[FW: Re: [pypy-dev] Patches?]
Seo Sanghyeon
tinuviel at fluid.sparcs.net
Wed Jun 30 14:24:36 CEST 2004
Oops, replied in private by mistake...
----- Forwarded message from tinuviel -----
To: Ben Young <ben at transversal.com>
Subject: Re: [pypy-dev] Patches?
On Wed, Jun 30, 2004 at 11:08:38AM +0100, Ben Young wrote:
> Hi,
>
> I have been following the pypy-dev mailing list for some time, as well as
> maintaining a anon svn checkout of the pypy source and am really excited by
> this project (in fact it has inspired me to write my own experimental
> language in python along similar lines!).
Welcome to PyPy!
> I was just wondering whether the
> project is considered stable enough to accept patches and/or bug reports from
> people who are not directly developers (i.e me!).
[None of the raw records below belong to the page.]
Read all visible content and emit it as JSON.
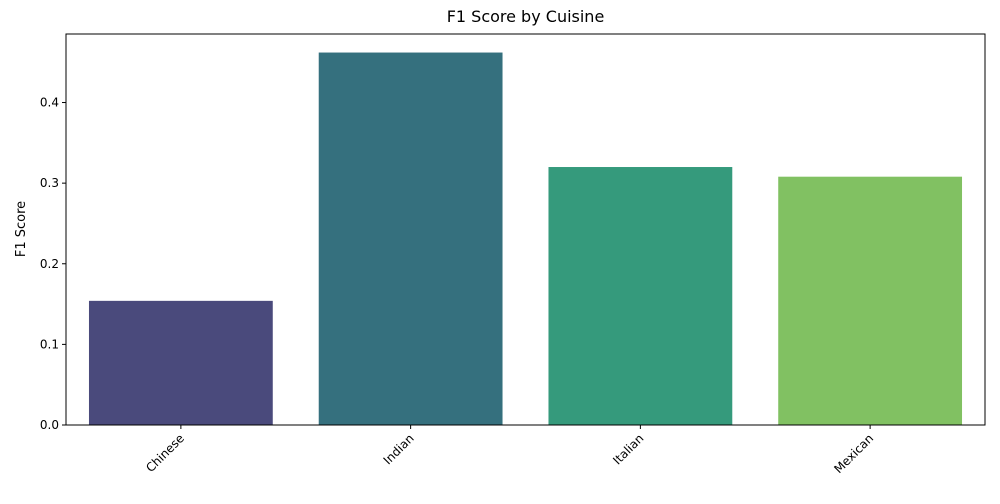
{
  "chart_data": {
    "type": "bar",
    "title": "F1 Score by Cuisine",
    "xlabel": "",
    "ylabel": "F1 Score",
    "categories": [
      "Chinese",
      "Indian",
      "Italian",
      "Mexican"
    ],
    "values": [
      0.154,
      0.462,
      0.32,
      0.308
    ],
    "colors": [
      "#4a4a7c",
      "#35707e",
      "#359a7c",
      "#81c162"
    ],
    "ylim": [
      0,
      0.485
    ],
    "yticks": [
      0.0,
      0.1,
      0.2,
      0.3,
      0.4
    ],
    "ytick_labels": [
      "0.0",
      "0.1",
      "0.2",
      "0.3",
      "0.4"
    ],
    "grid": false,
    "legend": "none"
  }
}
I have been playing with
> getting pypy to run some of my own python programs, and although it seems to
> get pretty close there are a couple of issues.
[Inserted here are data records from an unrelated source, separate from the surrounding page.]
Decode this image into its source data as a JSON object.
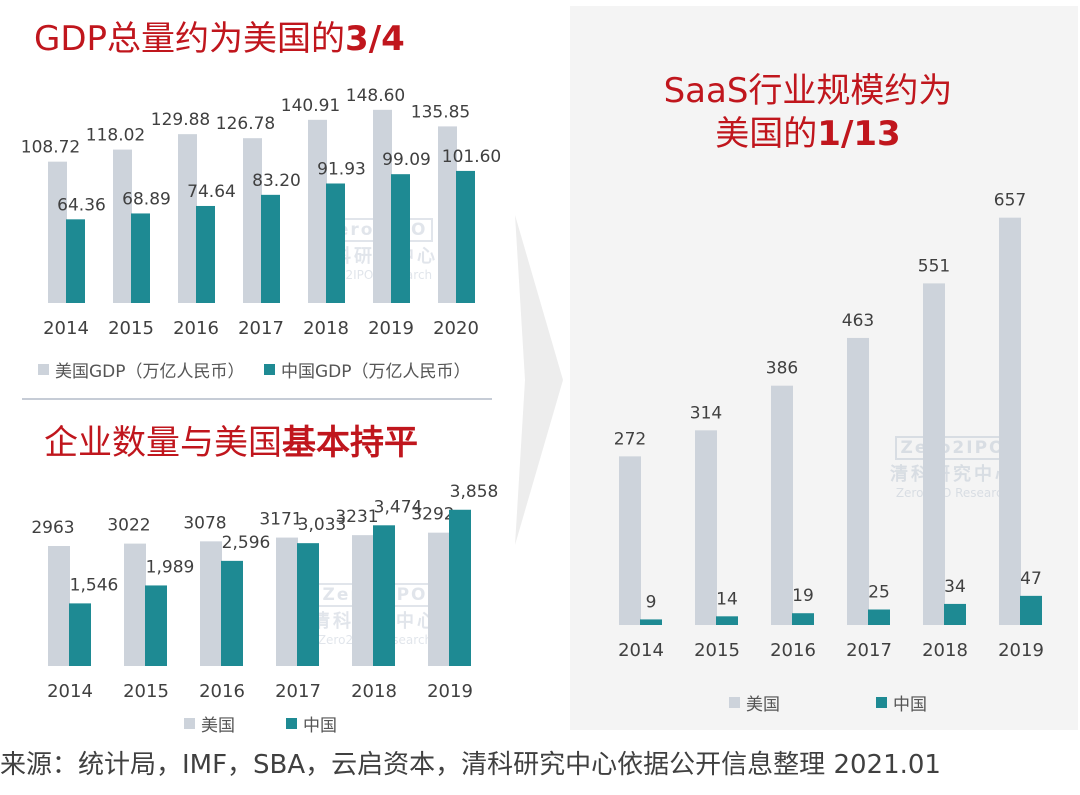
{
  "titles": {
    "gdp_text": "GDP总量约为美国的",
    "gdp_bold": "3/4",
    "saas_line1": "SaaS行业规模约为",
    "saas_line2_text": "美国的",
    "saas_line2_bold": "1/13",
    "firms_text": "企业数量与美国",
    "firms_bold": "基本持平"
  },
  "watermark": {
    "logo": "Zero2IPO",
    "cn": "清科研究中心",
    "en": "Zero2IPO Research"
  },
  "footer": "来源：统计局，IMF，SBA，云启资本，清科研究中心依据公开信息整理 2021.01",
  "colors": {
    "us": "#cdd3db",
    "cn": "#1e8a93",
    "title": "#c0161d"
  },
  "chart_data": [
    {
      "type": "bar",
      "title": "GDP总量约为美国的3/4",
      "categories": [
        "2014",
        "2015",
        "2016",
        "2017",
        "2018",
        "2019",
        "2020"
      ],
      "series": [
        {
          "name": "美国GDP（万亿人民币）",
          "values": [
            108.72,
            118.02,
            129.88,
            126.78,
            140.91,
            148.6,
            135.85
          ],
          "labels": [
            "108.72",
            "118.02",
            "129.88",
            "126.78",
            "140.91",
            "148.60",
            "135.85"
          ]
        },
        {
          "name": "中国GDP（万亿人民币）",
          "values": [
            64.36,
            68.89,
            74.64,
            83.2,
            91.93,
            99.09,
            101.6
          ],
          "labels": [
            "64.36",
            "68.89",
            "74.64",
            "83.20",
            "91.93",
            "99.09",
            "101.60"
          ]
        }
      ],
      "legend": "bottom"
    },
    {
      "type": "bar",
      "title": "企业数量与美国基本持平",
      "categories": [
        "2014",
        "2015",
        "2016",
        "2017",
        "2018",
        "2019"
      ],
      "series": [
        {
          "name": "美国",
          "values": [
            2963,
            3022,
            3078,
            3171,
            3231,
            3292
          ],
          "labels": [
            "2963",
            "3022",
            "3078",
            "3171",
            "3231",
            "3292"
          ]
        },
        {
          "name": "中国",
          "values": [
            1546,
            1989,
            2596,
            3033,
            3474,
            3858
          ],
          "labels": [
            "1,546",
            "1,989",
            "2,596",
            "3,033",
            "3,474",
            "3,858"
          ]
        }
      ],
      "legend": "bottom"
    },
    {
      "type": "bar",
      "title": "SaaS行业规模约为美国的1/13",
      "categories": [
        "2014",
        "2015",
        "2016",
        "2017",
        "2018",
        "2019"
      ],
      "series": [
        {
          "name": "美国",
          "values": [
            272,
            314,
            386,
            463,
            551,
            657
          ],
          "labels": [
            "272",
            "314",
            "386",
            "463",
            "551",
            "657"
          ]
        },
        {
          "name": "中国",
          "values": [
            9,
            14,
            19,
            25,
            34,
            47
          ],
          "labels": [
            "9",
            "14",
            "19",
            "25",
            "34",
            "47"
          ]
        }
      ],
      "legend": "bottom"
    }
  ]
}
PyPy is not exactly stable, but I think patches are welcome any time.
> The first is in appspace/operator.py where if you import this in the trivial
> object space then is gives errors about modifying a dictionary while
> iterating over it. This can be fixed by the following patch
> (patch follows)
Fixed in r5407, but in a different way. In case you don't read the commit
mailing list, here is the detail:
http://codespeak.net/pipermail/pypy-svn/2004-June/002572.html
In short, "#ugh" part is removed altogether. It was a hack, and it was
there to make built-in function never-bound as in CPython. (See the checkin
message.) If you don't understand what that means, try this:
====
from operator import add
def add2(x,y): return x+y
class X: pass
X.add = add
X.add2 = add2
print X().add(2,2)
print X().add2(2,2)
====
CPython doesn't raise exception for X().add, but do for X().add2. That's
because built-in function operator.add is never-bound. PyPy before
commit does the same. PyPy after commit raise exception for both.
> The second is in pprint. If you do
>
> >>>> import pprint
> >>>> pprint.pprint([])
>
> you get a massive traceback which I haven't yet quite worked out a fix for.
This seems to work in the standard object space though.